Justice
Mis en examen depuis plus d’un an, le garde des Sceaux a été renvoyé devant la Cour de justice de la République pour prise illégale d’intérêts. Malgré son pourvoi en cassation, la question de ses multiples conflits d’intérêts devient brûlante et un procès inéluctable. Son maintien en fonction est intenable.
« J’ai toujours dit que je tenais ma légitimité du président de la République et de la première ministre, et d’eux seulement », affirmait récemment Éric Dupond-Moretti. Ce lundi 3 octobre 2022, quelques jours à peine après cette déclaration, la France a donc connu un coup de tonnerre inédit dans son histoire politique, donnant aux mots du ministre de la Justice un caractère éclatant de vérité : oui, sa légitimité ne tient plus que par la grâce de l’exécutif… En effet, comme cela était prévisible puisque l’intéressé lui-même ne cachait pas qu’il en avait la « quasi-assurance » et qu’il n’entendait pas démissionner, le garde des Sceaux sera bel et bien jugé par la Cour de justice de la République (CJR) pour « prise illégale d’intérêts ». Une première, et un résumé de « l’ère » Jupiter. Jamais un ministre en poste n’avait été renvoyé en procès devant cette juridiction d’exception.

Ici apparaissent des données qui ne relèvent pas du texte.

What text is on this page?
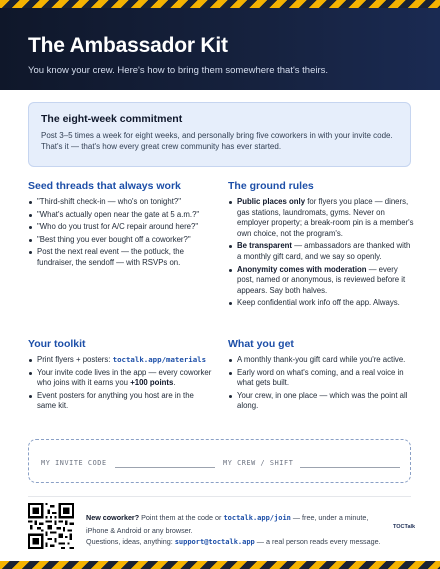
The Ambassador Kit

You know your crew. Here's how to bring them somewhere that's theirs.

The eight-week commitment
Post 3–5 times a week for eight weeks, and personally bring five coworkers in with your invite code. That's it — that's how every great crew community has ever started.
Seed threads that always work
"Third-shift check-in — who's on tonight?"
"What's actually open near the gate at 5 a.m.?"
"Who do you trust for A/C repair around here?"
"Best thing you ever bought off a coworker?"
Post the next real event — the potluck, the fundraiser, the sendoff — with RSVPs on.
The ground rules
Public places only for flyers you place — diners, gas stations, laundromats, gyms. Never on employer property; a break-room pin is a member's own choice, not the program's.
Be transparent — ambassadors are thanked with a monthly gift card, and we say so openly.
Anonymity comes with moderation — every post, named or anonymous, is reviewed before it appears. Say both halves.
Keep confidential work info off the app. Always.
Your toolkit
Print flyers + posters: toctalk.app/materials
Your invite code lives in the app — every coworker who joins with it earns you +100 points.
Event posters for anything you host are in the same kit.
What you get
A monthly thank-you gift card while you're active.
Early word on what's coming, and a real voice in what gets built.
Your crew, in one place — which was the point all along.
MY INVITE CODE	MY CREW / SHIFT
New coworker? Point them at the code or toctalk.app/join — free, under a minute, iPhone & Android or any browser.
Questions, ideas, anything: support@toctalk.app — a real person reads every message.
TOCTalk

Une accusation gravissime dans notre République.
L’ancien ténor du barreau, alias « Acquitator », est soupçonné d’avoir profité de sa nomination à la chancellerie pour régler ses comptes avec des magistrats, sur fond de différends quand il oeuvrait comme avocat. Une accusation gravissime dans notre République. Le parquet général de la Cour de cassation estimait depuis mai qu’il existait des « charges suffisantes », ce que confirme de manière brutale le réquisitoire définitif : « M. Dupond-Moretti a pris un intérêt consistant à engager un processus disciplinaire contre des magistrats avec lesquels il avait eu un conflit en tant qu’avocat. (…) Avocat pénaliste reconnu, M. Dupond-Moretti ne pouvait ignorer l’existence d’un conflit d’intérêts. »
L’étau se resserrait autour du protégé d’Emmanuel Macron. En pleine connaissance de cause, le ministre, dont les relations avec la magistrature sont notoirement difficiles, fut pourtant reconduit à son poste dès le premier gouvernement Borne, symbole du changement de doctrine de l’Élysée en matière d’exemplarité et d’éthique politique. Contrairement à Bayrou, Rugy, Delevoye ou Abad, désormais un ministre doit quitter ses fonctions seulement après avoir été condamné… sauf, murmure-t-on dans l’entourage du chef de l’État, si la pression s’avère trop forte. En l’espèce, n’avons-nous pas dépassé ce stade, et depuis longtemps ?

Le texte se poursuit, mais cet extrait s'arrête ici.